De toute façon, a-t-on vraiment l’embarras dans le choix du camp ? Celui de quelques personnalités médiatiques, journalistes, artistes, enseignants, cortège de procureurs éternels au doigt levé, convaincus à jamais de la beauté du progrès ? Ou celui de Milan Kundera, Philip Roth, Luc Ferry, Fabrice Lucchini, Elisabeth de Fontenay…, ce nid intime des affinités électives ?

« Que du donné demeure ! »

Voici, au hasard, le cœur qui parle :

« Nous ne voyons pas les choses décliner, nous les voyons disparaître. L’élevage fermier est peu à peu abandonné au profit des productions animales. Et l’ingénierie génétique donnera bientôt aux parents la possibilité de décider à l’avance des caractéristiques de leur enfant. […] ‘Que du donné demeure !’ Cette supplique, je la reprends à mon compte. Cette impérative anxiété, je la fais mienne en disant que l’éthique et la politique du perfectionnement indéfini doivent aujourd’hui céder la place à une éthique et à une politique de la préservation, du ménagement, de la sauvegarde. » (En terrain miné) ;

« Le Moderne, c’est celui à qui le passé pèse. Le survivant, c’est celui à qui le passé manque. Le Moderne voit dans le présent un champ de bataille entre la vie et la mort, un passé étouffant et un futur libérateur. Parce qu’il aime un mort, l’élan du survivant vers le futur est cassé. Le Moderne, c’est celui qui court plus vite que le vieux monde parce qu’il a peur d’être rattrapé par lui – ‘Cours, Camarade, le vieux monde est derrière toi’ disait un des plus fameux slogans de 68 –, le survivant court après le vieux monde, en sachant qu’il n’a aucune chance de le rattraper. Le Moderne se réjouit de dépasser le passé, le survivant en est inconsolable. Car le passé, pour lui, n’est pas mortifère, mais mortel ; n’est pas oppressif, mais précaire.
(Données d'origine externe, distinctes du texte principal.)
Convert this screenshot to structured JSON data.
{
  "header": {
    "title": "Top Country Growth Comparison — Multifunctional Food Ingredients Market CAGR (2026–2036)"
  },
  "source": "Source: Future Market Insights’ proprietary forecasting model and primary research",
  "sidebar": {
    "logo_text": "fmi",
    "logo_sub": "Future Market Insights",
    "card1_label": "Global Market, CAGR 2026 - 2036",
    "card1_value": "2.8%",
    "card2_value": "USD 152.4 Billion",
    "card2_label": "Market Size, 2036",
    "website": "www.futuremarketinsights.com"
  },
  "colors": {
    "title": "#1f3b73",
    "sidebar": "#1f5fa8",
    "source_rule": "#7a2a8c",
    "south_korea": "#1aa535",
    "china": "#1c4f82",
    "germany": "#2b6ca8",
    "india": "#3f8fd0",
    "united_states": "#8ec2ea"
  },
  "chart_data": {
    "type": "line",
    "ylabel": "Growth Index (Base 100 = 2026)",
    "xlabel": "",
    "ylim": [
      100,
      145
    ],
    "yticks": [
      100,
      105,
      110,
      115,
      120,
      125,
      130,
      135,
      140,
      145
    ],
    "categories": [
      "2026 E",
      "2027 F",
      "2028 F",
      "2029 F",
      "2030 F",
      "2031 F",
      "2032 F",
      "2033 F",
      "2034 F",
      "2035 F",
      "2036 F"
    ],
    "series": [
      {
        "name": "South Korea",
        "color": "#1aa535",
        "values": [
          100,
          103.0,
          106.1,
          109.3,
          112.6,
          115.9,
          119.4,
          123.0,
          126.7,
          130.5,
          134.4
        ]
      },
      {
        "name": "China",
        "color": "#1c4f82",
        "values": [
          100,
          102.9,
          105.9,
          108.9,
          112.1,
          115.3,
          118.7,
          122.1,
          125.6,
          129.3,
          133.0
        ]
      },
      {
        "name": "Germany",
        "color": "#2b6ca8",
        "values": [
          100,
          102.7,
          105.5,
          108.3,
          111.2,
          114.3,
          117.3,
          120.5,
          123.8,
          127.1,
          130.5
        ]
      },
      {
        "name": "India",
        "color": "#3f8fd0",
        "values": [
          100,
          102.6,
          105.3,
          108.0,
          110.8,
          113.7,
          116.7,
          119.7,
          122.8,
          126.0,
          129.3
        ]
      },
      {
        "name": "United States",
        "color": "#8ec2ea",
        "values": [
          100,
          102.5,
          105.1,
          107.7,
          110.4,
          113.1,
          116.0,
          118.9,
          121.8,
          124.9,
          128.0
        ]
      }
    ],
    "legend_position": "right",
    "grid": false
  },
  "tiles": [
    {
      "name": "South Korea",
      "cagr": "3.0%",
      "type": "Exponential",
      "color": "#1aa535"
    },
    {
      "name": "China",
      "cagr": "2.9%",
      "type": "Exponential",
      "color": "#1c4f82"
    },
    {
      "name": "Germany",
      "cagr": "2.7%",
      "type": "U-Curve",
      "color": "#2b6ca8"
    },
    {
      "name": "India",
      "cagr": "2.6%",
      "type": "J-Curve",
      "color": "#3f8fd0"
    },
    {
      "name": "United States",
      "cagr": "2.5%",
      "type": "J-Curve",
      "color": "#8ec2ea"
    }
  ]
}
Être moderne, c’est se séparer, c’est surmonter, progresser, avancer, dépasser, transcender : mouvement actif, conquérant, volontaire. Survivre, c’est être quitté. Le Moderne va de l’avant, le survivant regarde vers l’arrière. L’un est projet ; l’autre, regret. » (Nous autres, modernes) ;

Ils aimeront Finkielkraut

Dans tout cela, quoi de neuf sous le soleil finalement ? Nietzsche, désespérément incompris, n’avait en son temps qu’un disciple. L’œuvre de Lévinas n’était connue, dans les années d’après-guerre, que par une poignée d’initiés. Cioran, à la même époque, seul en France, avait son nom inscrit sur les listes noires. Philippe Muray ne serait-il pas tombé dans l’oubli sans les efforts prométhéens de sa femme ? Réjouissez-vous donc, cher Alain Finkielkraut, et voyez dans cette regrettable tendance à l’ostracisme du présent la prometteuse manifestation d’un amour posthume !…

Car nul doute que, dans quelques décennies, quand vous aurez, contraint et forcé, mis un point final à votre œuvre, quand nous ne pourrons plus, chaque semaine, penser avec vous l’époque et le monde que nous habitons, quand notre (dés)ordre humain paraîtra toujours plus opaque, nous viendrons nous éclairer à la bougie de votre pensée inquiète, courageuse, subtile, et nous finirons par entendre cette voix si précieuse qui nous vient de l’autre rive.